The mystery is ephemeral, and sometimes Angel’s and Gunn’s activities seem a half-dozen steps removed from answers to the mystery of what Nemesis is and how to defeat it. For instance, Angel finds himself as the teacher of three lads in this dimension of magick, with the mage Bliss performing the actual spells while Angel pretends he’s doing it. Even after completing the book, I’m not sure everything ties together tidily, but most passages held my attention on their own.
The Ciencins have a tendency to go to extreme, arguably out-of-character lengths with their arcs, and that might bother some readers. But if you go with it, most elements find their way back to the status quo by the end. In “Nemesis,” Gunn is bothered that Angel sees him as the muscle, rather than as a partner, so much so that he writes a comic-book script imagining himself as the hero and Angel as pathetic. The authors’ attempt to do something as humorous as Spike’s narration of Angel’s fight in “In the Dark” (1.3) or the Hollywood production of “Last Angel in Hell” from the IDW Comics doesn’t totally land, but I admire that they tried.
Fred seems more outgoing than she should be at this point in the timeline, using trickery to get out of a tight spot after sneaking into a crime scene, and putting her hand on the arm of an old male friend she is catching up with. If memory serves, her confidence flowers more in Season 5 of the TV series. And the authors don’t lean into the relationship troubles between Gunn and Fred to the degree most other Season 4 authors do.

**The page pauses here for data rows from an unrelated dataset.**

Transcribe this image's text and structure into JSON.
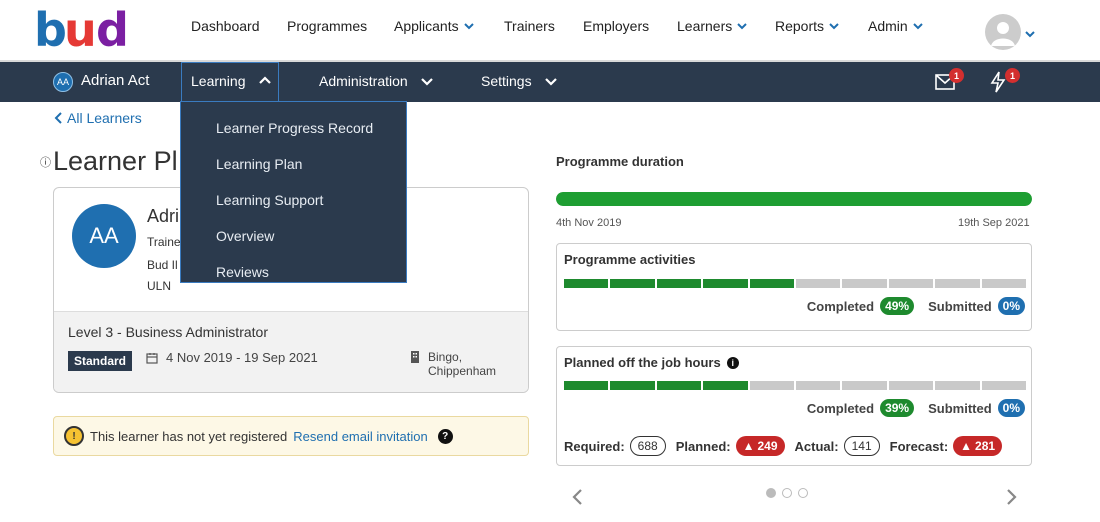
{
  "topnav": {
    "items": [
      {
        "label": "Dashboard"
      },
      {
        "label": "Programmes"
      },
      {
        "label": "Applicants"
      },
      {
        "label": "Trainers"
      },
      {
        "label": "Employers"
      },
      {
        "label": "Learners"
      },
      {
        "label": "Reports"
      },
      {
        "label": "Admin"
      }
    ],
    "brand_colors": [
      "#1f6fb0",
      "#e53935",
      "#7b1fa2",
      "#fbc02d"
    ]
  },
  "subnav": {
    "initials": "AA",
    "learner_name": "Adrian Act",
    "menus": [
      {
        "label": "Learning"
      },
      {
        "label": "Administration"
      },
      {
        "label": "Settings"
      }
    ],
    "mail_count": "1",
    "alerts_count": "1"
  },
  "dropdown": {
    "items": [
      {
        "label": "Learner Progress Record"
      },
      {
        "label": "Learning Plan"
      },
      {
        "label": "Learning Support"
      },
      {
        "label": "Overview"
      },
      {
        "label": "Reviews"
      }
    ]
  },
  "main": {
    "back_link": "All Learners",
    "title_visible": "Learner Pl",
    "card": {
      "initials": "AA",
      "name_visible": "Adri",
      "line1": "Traine",
      "line2": "Bud Il",
      "line3": "ULN",
      "course": "Level 3 - Business Administrator",
      "standard_badge": "Standard",
      "dates": "4 Nov 2019 - 19 Sep 2021",
      "location_line1": "Bingo,",
      "location_line2": "Chippenham"
    },
    "alert": {
      "text": "This learner has not yet registered",
      "link": "Resend email invitation"
    }
  },
  "right": {
    "duration_title": "Programme duration",
    "duration_progress": 1.0,
    "start_date": "4th Nov 2019",
    "end_date": "19th Sep 2021",
    "activities": {
      "title": "Programme activities",
      "segments_total": 10,
      "segments_filled": 5,
      "completed_label": "Completed",
      "completed_value": "49%",
      "submitted_label": "Submitted",
      "submitted_value": "0%"
    },
    "offjob": {
      "title": "Planned off the job hours",
      "segments_total": 10,
      "segments_filled": 4,
      "completed_label": "Completed",
      "completed_value": "39%",
      "submitted_label": "Submitted",
      "submitted_value": "0%",
      "required_label": "Required:",
      "required_value": "688",
      "planned_label": "Planned:",
      "planned_value": "249",
      "actual_label": "Actual:",
      "actual_value": "141",
      "forecast_label": "Forecast:",
      "forecast_value": "281"
    }
  }
}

There are more examples of “That doesn’t sound quite like what he/she would say” in “Nemesis” than in a typical “Angel” book, but it doesn’t render it unreadable. I see it more as the Ciencins’ slightly off-base but mostly imaginative takes on the characters. To their credit are two exceptions: They write dark-period Wes and Angel-hating Connor better than they do any other character, and they have a better grasp of what drives Connor than most authors do.
The thing that makes “Nemesis” a strange page-turner is that for a long stretch I didn’t know what the focus would be. Is it about the old friend who calls upon Fred for a visit? Is it about Wesley’s new life outside the Angel Investigations gang? Ultimately, the novel does find a home base of sorts with Angel’s and Gunn’s adventures in the magick dimension, but it’s a long way into the nearly 400-page tome until this becomes apparent.
“Nemesis” serves up a lot of treats in the form of imaginative ideas. It doesn’t come together smoothly enough to rank among the elite “Angel” books, but it’s an incongruously fun read just the same.